The Nathan Shock Center Research Development Core seeks to expand the research focus on aging, healthspan and age-related diseases at JAX through a robust Research Development Core by actively supporting and mentoring both new and established investigators who are developing new programs in the field of aging biology. Investigators are directly supported through a process of pilot project funding. In addition, the JAX Center for Aging Research provides access to aged animals and samples collected from aged animals to support pilot project awardees and other qualified investigators.
The overall goal of the Image Analysis Core is to develop and provide resources for the geroscience community to aid in computer-assisted histopathological analysis and discovery of age-related histological features.
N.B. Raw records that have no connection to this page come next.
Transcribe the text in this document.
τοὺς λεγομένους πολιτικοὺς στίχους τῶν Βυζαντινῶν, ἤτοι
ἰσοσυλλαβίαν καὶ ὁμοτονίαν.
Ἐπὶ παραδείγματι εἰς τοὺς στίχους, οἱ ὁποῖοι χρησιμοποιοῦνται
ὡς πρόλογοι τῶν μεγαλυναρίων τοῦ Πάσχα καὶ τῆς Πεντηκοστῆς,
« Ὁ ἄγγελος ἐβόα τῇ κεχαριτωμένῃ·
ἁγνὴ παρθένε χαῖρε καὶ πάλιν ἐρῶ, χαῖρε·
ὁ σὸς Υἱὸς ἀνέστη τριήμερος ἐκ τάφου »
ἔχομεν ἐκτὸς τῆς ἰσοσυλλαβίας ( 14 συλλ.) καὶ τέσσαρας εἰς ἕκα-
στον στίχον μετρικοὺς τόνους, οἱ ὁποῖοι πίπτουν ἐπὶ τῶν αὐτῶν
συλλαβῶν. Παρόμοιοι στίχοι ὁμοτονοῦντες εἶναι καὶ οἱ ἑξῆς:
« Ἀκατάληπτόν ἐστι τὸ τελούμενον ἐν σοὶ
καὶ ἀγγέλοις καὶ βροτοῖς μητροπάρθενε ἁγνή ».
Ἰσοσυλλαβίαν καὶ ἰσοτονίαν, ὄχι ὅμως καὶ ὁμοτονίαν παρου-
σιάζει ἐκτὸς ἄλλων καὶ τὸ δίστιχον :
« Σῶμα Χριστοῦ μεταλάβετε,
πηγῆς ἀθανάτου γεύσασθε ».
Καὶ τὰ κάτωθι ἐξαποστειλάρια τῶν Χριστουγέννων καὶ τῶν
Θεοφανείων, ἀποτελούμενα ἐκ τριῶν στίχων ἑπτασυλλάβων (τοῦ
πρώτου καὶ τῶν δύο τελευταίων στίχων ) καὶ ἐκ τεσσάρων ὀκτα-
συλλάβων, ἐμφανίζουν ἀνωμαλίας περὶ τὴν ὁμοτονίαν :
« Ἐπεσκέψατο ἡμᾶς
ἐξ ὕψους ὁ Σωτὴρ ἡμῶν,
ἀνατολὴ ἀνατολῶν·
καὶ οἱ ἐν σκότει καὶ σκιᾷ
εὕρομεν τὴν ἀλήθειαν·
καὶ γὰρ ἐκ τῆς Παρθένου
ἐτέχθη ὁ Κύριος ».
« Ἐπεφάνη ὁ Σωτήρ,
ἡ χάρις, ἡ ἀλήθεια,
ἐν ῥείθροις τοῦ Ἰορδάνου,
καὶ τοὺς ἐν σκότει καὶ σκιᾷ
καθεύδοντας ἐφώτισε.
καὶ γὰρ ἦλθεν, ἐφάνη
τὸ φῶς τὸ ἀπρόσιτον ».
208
The significance of the Image Analysis Core is to advance aging research by automating an advanced image analysis system and scoring platform that can be used to discover and quantify age-related histological features. The benefits of such an automated imaging pipeline will be the early detection of histological phenotypes that predict later, age-related non-pathological and pathological outcomes. An automated imaging pipeline will also be useful for determining the effect of interventions in aging studies.